When you read children’s literature you expect to smile at the quirky characters fumbling to figure out their growing independence. You might expect to cry as you watch characters face the pain of growing up.

You don’t expect to be confronted by current events like a refugee crisis—and inspired to imagine the kind of society we could be even in the face of terror and fear.

That’s what happened to me last week as I read several novels by Lois Lowry in preparation for her visit to the city where I live. Lowry, a two-time winner of the Newbery Medal and author of The Giver, spoke in Pittsburgh on Sunday and at my son’s elementary school the next morning. I wanted to be ready.

Many people have read The Giver. It is the first in a quartet of books, and it is the third—Messenger—that brought to mind the refugees streaming out of Syria and the rancorous, sometimes callous debates here about whether they should be allowed to come. Messenger reminded me what a flourishing society can look like when it welcomes the gifts of refugees without fear.

The book takes place in the future after an unnamed cataclysm. Communities, separated from one another, live in deep suffering. But there is one, simply called Village, that is known for its hospitality. Many of the residents of Village came from places with “cruel governments, harsh punishments, desperate poverty, or false comforts.”

In Village they found refuge, safety, love. They discovered that, broken as they were, they had gifts to offer others.

Matty, the main character, came to Village as an uneducated trickster and was welcomed, taught, and given a place where he could discover his own gifts. The people in Village are not rich, but they are richly blessed again and again by the presence of newcomers in their midst.

But things begin to change. People begin to fear there won’t be enough if they keep letting refugees in. Not enough housing. Not enough food. Not enough room.

Matty’s guardian diagnoses the problem: “Selfishness, I guess. It’s creeping in.”

A law passes to close the borders. They begin to build a wall. Selfishness starts to win.

Messenger offers a picture of the stark alternative we face today: Will we be communities where the gifts of others—outsiders, refugees—find a place and where we flourish together? Or will we let fear and selfishness cut us off from these possibilities?

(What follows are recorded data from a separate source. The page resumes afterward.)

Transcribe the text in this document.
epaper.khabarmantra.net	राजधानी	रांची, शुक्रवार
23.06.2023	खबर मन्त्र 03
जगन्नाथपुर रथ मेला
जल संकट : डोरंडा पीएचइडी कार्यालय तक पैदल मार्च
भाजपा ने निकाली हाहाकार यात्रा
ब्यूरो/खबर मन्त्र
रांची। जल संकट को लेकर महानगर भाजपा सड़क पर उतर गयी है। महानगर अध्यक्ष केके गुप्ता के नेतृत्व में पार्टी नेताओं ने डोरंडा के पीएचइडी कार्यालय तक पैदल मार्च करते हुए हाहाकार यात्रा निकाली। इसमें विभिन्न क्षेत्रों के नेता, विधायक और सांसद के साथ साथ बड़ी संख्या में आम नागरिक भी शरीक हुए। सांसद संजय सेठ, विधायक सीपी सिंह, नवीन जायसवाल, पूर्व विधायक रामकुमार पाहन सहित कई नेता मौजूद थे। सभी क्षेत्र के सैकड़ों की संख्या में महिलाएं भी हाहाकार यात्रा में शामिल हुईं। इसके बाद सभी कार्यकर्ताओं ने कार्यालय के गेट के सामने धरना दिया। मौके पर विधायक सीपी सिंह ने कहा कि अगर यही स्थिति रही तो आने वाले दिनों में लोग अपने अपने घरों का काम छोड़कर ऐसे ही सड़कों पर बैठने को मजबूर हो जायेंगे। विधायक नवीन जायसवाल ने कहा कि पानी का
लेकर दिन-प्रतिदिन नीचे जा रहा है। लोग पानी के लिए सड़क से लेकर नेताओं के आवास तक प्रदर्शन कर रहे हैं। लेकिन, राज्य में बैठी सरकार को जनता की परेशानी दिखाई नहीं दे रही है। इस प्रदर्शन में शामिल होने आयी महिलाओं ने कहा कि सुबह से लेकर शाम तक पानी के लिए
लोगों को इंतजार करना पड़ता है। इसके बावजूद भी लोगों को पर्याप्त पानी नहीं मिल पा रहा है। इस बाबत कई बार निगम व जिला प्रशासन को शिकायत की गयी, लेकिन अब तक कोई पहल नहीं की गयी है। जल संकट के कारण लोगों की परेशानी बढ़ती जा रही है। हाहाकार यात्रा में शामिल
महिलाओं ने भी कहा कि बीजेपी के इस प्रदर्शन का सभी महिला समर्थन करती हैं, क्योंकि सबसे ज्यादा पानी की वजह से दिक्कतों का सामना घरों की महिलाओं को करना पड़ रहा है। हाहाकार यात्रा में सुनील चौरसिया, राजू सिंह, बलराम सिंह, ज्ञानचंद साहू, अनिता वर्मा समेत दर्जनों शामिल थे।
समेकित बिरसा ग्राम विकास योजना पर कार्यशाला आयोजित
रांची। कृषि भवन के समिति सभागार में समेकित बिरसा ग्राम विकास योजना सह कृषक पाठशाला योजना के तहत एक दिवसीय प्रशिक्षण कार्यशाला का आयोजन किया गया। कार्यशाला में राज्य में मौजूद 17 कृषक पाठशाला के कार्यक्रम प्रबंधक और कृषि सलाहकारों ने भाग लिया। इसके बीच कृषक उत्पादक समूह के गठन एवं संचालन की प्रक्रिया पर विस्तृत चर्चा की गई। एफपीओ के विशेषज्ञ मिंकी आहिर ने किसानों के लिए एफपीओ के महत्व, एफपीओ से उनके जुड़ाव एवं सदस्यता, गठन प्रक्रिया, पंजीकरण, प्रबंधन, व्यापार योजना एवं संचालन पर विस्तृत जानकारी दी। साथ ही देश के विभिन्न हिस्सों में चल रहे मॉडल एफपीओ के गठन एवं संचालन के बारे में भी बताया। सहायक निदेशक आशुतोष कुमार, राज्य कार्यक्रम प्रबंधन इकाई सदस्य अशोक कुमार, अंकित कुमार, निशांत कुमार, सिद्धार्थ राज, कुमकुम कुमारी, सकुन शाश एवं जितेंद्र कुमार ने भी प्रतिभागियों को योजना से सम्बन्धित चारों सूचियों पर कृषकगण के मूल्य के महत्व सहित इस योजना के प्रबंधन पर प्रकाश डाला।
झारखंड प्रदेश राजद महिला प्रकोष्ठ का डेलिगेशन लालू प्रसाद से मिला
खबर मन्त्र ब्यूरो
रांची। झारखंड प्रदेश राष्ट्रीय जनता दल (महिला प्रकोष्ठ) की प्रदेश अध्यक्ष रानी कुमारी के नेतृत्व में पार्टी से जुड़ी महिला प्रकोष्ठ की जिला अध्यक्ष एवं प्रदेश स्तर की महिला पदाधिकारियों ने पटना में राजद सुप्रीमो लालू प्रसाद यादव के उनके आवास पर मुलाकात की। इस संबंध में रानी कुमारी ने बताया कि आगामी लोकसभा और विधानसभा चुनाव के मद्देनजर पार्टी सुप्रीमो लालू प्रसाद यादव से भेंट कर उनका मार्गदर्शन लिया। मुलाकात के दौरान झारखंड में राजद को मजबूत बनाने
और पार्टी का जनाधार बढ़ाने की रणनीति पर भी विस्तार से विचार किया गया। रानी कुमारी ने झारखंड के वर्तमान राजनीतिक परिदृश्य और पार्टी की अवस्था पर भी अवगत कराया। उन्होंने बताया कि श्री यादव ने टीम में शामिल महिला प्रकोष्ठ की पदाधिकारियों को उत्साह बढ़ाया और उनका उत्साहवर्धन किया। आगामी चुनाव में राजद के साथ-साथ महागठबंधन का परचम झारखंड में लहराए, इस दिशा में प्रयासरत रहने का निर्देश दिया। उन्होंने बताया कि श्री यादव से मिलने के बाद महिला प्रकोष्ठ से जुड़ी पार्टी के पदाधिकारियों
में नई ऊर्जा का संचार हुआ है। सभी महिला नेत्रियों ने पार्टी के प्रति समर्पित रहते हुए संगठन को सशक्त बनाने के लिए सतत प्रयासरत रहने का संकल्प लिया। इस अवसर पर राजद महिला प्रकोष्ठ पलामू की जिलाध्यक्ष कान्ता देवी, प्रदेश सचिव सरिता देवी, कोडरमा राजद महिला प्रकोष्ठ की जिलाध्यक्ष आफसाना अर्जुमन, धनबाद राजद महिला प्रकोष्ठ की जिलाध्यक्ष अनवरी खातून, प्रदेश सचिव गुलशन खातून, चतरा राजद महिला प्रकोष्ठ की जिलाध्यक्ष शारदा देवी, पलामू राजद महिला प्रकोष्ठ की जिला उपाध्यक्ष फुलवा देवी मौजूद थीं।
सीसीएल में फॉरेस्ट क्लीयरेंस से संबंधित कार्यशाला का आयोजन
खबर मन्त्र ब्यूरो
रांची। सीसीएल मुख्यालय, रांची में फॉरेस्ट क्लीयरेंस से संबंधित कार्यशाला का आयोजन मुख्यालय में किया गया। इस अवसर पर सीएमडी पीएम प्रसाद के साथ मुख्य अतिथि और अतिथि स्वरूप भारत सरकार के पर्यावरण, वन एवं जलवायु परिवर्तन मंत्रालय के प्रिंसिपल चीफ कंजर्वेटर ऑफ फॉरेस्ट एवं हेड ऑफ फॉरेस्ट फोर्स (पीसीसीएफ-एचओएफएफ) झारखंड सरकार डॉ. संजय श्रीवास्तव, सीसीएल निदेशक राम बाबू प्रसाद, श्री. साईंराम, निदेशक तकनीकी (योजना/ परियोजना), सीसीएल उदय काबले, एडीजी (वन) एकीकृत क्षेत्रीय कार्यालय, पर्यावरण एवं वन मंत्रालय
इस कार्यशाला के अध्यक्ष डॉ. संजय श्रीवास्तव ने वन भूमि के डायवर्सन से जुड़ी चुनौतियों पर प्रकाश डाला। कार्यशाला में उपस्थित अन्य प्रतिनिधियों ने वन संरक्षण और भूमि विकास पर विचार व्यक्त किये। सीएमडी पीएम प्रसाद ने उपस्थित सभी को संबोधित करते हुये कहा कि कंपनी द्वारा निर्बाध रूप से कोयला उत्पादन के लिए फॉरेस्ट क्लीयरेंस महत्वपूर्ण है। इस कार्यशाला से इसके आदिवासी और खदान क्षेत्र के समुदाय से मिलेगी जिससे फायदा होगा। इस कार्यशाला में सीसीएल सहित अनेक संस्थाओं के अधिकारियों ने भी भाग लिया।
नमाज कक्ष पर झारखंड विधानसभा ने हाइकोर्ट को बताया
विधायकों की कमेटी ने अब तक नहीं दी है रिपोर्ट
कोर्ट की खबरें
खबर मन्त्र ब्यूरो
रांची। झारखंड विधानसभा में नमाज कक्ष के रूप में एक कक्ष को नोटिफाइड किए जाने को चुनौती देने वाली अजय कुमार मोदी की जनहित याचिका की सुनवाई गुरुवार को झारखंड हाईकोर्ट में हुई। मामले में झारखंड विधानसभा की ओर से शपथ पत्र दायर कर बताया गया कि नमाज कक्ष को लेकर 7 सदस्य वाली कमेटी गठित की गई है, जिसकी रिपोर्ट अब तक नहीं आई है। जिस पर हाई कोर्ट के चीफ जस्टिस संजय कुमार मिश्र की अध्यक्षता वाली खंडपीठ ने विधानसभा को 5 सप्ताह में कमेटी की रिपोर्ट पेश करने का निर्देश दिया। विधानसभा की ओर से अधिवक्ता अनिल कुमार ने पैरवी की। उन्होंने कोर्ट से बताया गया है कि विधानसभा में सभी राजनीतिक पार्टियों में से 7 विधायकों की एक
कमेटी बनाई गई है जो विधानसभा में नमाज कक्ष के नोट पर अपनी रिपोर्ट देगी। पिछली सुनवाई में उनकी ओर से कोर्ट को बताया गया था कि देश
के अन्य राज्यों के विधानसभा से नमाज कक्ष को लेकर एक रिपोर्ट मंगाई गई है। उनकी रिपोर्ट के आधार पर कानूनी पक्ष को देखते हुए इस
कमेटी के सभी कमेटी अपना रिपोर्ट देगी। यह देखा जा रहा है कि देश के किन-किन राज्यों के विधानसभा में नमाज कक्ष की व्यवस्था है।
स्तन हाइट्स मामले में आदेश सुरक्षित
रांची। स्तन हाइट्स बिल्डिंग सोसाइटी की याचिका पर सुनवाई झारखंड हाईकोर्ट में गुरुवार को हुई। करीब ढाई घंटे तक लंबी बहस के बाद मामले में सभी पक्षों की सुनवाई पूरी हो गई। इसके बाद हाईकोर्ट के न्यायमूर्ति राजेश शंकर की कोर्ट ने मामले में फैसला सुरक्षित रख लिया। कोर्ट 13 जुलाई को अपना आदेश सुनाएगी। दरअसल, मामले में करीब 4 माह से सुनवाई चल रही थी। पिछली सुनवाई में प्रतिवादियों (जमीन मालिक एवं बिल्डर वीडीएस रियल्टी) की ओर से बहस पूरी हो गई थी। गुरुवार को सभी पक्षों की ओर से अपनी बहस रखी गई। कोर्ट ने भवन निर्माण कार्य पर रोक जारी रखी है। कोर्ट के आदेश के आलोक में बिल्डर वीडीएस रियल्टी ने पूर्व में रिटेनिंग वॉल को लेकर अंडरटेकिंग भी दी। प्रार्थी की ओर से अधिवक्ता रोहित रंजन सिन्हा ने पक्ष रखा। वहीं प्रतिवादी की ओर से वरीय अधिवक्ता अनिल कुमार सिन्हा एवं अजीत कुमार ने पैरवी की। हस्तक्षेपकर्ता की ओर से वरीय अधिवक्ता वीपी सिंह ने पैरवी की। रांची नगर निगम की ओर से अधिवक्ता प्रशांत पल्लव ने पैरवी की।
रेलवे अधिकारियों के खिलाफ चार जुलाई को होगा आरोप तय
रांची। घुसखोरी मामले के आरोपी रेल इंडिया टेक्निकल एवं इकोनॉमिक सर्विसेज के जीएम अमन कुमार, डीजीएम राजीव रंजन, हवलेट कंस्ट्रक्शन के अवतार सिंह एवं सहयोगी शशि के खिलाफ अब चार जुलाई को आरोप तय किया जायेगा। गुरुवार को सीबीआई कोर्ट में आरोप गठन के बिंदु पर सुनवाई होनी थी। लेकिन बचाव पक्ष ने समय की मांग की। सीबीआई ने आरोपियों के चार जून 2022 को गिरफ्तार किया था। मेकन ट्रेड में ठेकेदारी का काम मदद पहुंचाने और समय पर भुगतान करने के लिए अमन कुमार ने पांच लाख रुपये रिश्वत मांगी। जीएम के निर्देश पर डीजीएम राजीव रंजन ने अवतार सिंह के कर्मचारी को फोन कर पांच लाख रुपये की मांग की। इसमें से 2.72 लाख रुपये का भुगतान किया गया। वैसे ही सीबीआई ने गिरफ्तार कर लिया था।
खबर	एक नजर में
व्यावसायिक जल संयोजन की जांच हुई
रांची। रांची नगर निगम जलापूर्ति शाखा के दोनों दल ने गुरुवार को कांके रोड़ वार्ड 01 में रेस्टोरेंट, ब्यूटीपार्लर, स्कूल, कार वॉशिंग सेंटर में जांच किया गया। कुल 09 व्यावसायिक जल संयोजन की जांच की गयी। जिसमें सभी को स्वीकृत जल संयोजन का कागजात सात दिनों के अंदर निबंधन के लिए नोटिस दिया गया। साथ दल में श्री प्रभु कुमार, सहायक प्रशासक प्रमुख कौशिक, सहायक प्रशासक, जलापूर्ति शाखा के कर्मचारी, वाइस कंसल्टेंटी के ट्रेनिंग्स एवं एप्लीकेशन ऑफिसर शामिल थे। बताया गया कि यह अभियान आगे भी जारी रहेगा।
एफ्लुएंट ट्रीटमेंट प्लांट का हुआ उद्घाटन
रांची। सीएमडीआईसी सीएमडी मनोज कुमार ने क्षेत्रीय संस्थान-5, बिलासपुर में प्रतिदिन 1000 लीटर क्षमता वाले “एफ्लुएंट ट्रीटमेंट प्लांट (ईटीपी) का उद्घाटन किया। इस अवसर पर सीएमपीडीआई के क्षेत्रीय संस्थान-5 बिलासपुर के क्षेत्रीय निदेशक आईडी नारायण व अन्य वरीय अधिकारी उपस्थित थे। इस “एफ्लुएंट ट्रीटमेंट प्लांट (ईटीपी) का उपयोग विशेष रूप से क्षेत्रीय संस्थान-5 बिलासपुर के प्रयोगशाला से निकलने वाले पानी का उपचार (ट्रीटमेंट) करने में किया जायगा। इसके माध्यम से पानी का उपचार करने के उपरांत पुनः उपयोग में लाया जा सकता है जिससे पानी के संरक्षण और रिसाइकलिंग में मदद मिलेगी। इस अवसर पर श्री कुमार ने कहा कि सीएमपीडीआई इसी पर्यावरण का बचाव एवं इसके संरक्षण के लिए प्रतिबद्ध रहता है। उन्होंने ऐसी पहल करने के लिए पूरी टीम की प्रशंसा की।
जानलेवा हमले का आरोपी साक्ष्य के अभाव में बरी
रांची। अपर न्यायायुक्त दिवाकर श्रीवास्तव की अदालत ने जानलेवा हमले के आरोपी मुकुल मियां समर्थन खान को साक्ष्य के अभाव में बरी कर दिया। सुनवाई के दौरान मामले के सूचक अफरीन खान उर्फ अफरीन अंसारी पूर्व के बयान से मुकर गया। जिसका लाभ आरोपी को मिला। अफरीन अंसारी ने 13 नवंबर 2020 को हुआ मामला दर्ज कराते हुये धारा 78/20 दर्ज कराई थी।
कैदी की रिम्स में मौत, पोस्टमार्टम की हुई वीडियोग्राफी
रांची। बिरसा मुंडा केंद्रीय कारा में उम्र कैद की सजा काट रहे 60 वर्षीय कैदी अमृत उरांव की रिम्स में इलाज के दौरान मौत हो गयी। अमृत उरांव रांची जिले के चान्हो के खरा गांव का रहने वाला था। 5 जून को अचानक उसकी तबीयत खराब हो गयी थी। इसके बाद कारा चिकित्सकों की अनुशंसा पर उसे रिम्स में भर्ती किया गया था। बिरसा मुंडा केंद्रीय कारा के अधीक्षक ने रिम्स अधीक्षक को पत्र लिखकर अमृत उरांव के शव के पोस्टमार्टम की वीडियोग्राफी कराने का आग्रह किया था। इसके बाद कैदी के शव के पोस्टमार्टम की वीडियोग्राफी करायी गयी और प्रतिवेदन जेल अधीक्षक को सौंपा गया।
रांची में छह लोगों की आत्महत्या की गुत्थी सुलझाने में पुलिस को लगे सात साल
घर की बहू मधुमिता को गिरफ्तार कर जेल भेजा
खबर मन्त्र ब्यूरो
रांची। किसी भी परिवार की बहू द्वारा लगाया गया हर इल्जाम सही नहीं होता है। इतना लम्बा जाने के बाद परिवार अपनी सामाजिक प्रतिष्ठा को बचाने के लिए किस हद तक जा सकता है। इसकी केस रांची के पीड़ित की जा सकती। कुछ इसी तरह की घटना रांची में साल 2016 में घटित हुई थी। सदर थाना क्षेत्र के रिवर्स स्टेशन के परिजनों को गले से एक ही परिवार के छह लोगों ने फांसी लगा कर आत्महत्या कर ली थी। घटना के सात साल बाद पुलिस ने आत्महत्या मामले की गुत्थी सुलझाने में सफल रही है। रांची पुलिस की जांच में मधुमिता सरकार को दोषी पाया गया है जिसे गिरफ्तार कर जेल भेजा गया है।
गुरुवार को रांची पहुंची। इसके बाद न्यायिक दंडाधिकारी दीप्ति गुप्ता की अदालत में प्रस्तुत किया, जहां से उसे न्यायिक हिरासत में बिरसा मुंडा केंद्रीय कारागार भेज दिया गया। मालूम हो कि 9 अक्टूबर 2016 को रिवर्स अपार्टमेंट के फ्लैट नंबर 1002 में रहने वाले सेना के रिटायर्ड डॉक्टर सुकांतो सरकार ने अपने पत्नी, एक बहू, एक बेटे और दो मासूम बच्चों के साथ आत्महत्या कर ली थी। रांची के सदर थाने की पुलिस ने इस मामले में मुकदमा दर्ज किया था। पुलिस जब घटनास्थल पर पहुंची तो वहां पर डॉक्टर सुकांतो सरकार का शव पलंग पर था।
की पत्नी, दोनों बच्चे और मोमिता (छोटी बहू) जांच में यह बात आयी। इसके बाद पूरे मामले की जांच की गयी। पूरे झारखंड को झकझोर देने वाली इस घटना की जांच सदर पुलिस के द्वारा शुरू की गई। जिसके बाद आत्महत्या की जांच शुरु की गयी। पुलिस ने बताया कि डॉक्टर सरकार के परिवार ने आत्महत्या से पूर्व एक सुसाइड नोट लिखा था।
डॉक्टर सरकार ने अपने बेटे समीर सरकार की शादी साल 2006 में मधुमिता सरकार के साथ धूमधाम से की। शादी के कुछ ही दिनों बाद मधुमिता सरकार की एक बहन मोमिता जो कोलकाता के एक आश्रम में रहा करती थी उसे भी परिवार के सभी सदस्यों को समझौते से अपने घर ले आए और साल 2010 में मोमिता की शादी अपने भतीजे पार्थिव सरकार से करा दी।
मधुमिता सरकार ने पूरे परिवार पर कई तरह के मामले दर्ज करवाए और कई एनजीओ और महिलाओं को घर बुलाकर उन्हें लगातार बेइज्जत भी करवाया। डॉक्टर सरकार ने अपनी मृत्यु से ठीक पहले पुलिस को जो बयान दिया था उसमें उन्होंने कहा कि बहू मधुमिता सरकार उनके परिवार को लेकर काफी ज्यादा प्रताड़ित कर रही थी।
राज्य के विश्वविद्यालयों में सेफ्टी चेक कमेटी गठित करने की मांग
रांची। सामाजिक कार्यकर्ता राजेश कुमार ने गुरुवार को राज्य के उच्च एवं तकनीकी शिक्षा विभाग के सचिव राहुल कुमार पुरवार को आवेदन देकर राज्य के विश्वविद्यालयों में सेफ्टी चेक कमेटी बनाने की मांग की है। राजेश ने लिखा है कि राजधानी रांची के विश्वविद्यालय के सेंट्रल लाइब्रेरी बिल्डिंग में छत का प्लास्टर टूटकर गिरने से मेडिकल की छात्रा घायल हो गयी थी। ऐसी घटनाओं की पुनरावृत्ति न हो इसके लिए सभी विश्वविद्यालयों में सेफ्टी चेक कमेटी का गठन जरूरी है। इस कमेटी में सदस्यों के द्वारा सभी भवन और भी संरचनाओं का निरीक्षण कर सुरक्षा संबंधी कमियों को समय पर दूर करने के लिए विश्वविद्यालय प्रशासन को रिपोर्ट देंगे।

As I hear about governors refusing to let refugees into their states and of my representative in Washington voting to stop the resettlement of Syrian refugees, I can’t help now but think of a scene from this book: a few angry, frightened people, some former refugees themselves, stacking logs in the mud, waiting for the day the new law takes effect and they can build their wall.

I teach at Pittsburgh Theological Seminary, and earlier this month our president, David Esterline, sent a letter to the seminary community. He reminded us that our vision statement says we “seek to be a generous and hospitable community.” In the face of a refugee crisis, what does that mean?

It might mean, he suggested, we should consider using some of the vacant apartments the seminary owns to house “refugees and sojourners who may be coming through Pittsburgh.”

Has he been reading Lois Lowry? Probably not. He has been shaped by another refugee story and by the vision of another community called to welcome strangers, remembering that Christ himself had no place to lay his head.

But Lowry’s book is a story communities can gather around, with people from all religions and cultures, as they discern how to respond to fear and selfishness. It’s a book that can help us have difficult conversations with children, and to learn from them and receive their gifts.

It’s a book where we can spy, whether Lowry intended it or not, another way: the way of Christ, who welcomed us when we were aliens and strangers from God’s own village.

L. Roger Owens

L. Roger Owens teaches Christian spirituality and ministry at Pittsburgh Theological Seminary and is the author of Everyday Contemplative: The Way of Prayerful Living.